No one disputes that Lowell Halverson acted wrongly, fool*517ishly, and hurtfully when he entered into a sexual relationship with Lisa Wickersham. It was a grievous wrong and grievously has Halverson answered for it. The task before this [court], however, is not to pass moral judgment on Halverson, but to determine whether he violated any of the Rules of Professional Conduct, and if so, the appropriate sanction to protect the public and to deter future wrongdoing by Halverson and others.

Wiggins Dissent at 1. Although Halverson’s conduct arguably violated RPC 1.7(b), it did not violate RPC 1.4(b) or RPC 2.1. And as both the hearing officer and the majority acknowledge Halverson “should have known” better, the appropriate sanction under these circumstances is a reprimand.

Reconsideration denied July 6, 2000.

Counsel for the WSBA perpetuates this outdated stereotype, arguing: “Mr. Halverson was a very prominent, successful, powerful lawyer, a President of the Bar Association. Ms. Wickersham was a much younger, a woman without a college degree, with a young child, who was intimidated by her attorney husband, and who was terrified of losing custody of her baby daughter.” Disciplinary Counsel’s Resp. Br. at 14.

Not only did Halverson settle his client’s civil suit for an undisclosed “substantial sum” of money, Halverson provided his client with over $13,000 of free legal work — described by Wickersham’s second attorney as work of “excellent” quality — which greatly aided Halverson’s client in obtaining a good outcome. Report of Proceedings at 574-76.

By the same token Halverson has no doubt sustained severe emotional distress which might have cost him his marriage hut for the grace of his wife.

RPC 1.4(b) provides: “A lawyer shall explain a matter to the extent reasonably necessary to permit the client to make informed decisions regarding the representation.”

RPC 2.1 provides:

In representing a client, a lawyer shall exercise independent professional judgment and render candid advice. In rendering advice, a lawyer may refer not only to law but to other considerations such as moral, economic, social and political factors, that may be relevant to the client’s situation.

I would hardly impose a professional duty upon an attorney to tell an adult mother that intercourse may result in conception.

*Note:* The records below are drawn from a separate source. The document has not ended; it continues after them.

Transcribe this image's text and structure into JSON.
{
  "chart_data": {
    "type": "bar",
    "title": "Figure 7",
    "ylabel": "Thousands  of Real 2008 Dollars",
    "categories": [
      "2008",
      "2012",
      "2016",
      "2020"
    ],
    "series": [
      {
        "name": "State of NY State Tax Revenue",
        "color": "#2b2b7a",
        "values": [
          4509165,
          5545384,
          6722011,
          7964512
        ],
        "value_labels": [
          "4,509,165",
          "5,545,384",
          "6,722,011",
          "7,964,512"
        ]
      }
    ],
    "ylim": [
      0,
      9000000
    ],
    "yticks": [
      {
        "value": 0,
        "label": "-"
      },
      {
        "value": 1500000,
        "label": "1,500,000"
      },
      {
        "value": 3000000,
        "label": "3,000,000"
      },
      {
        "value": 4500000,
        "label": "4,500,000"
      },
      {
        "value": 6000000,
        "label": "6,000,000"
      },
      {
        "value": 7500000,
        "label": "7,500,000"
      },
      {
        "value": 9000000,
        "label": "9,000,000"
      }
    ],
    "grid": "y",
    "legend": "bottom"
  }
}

In doubling the Board’s recommended sanction, the majority finds relevant that Halverson’s personal conduct contradicted his published professional advice and considered his “status in the legal community” of particular importance. Majority at 499. The practical result of the majority’s logic is that lawyers may now be sanctioned for personal conduct falling below their own personal standards, although not necessarily below the standards for professional discipline set by this court by rule. Further, attaching relevance to a lawyer’s status punishes lawyers for becoming active in the legal community and encourages the Bar to target “high profile” attorneys for discipline to make an example of those who have risen to the top of their profession through exemplary service to their clients. If anything, these factors should be considered in mitigation of a sanction, not aggravation.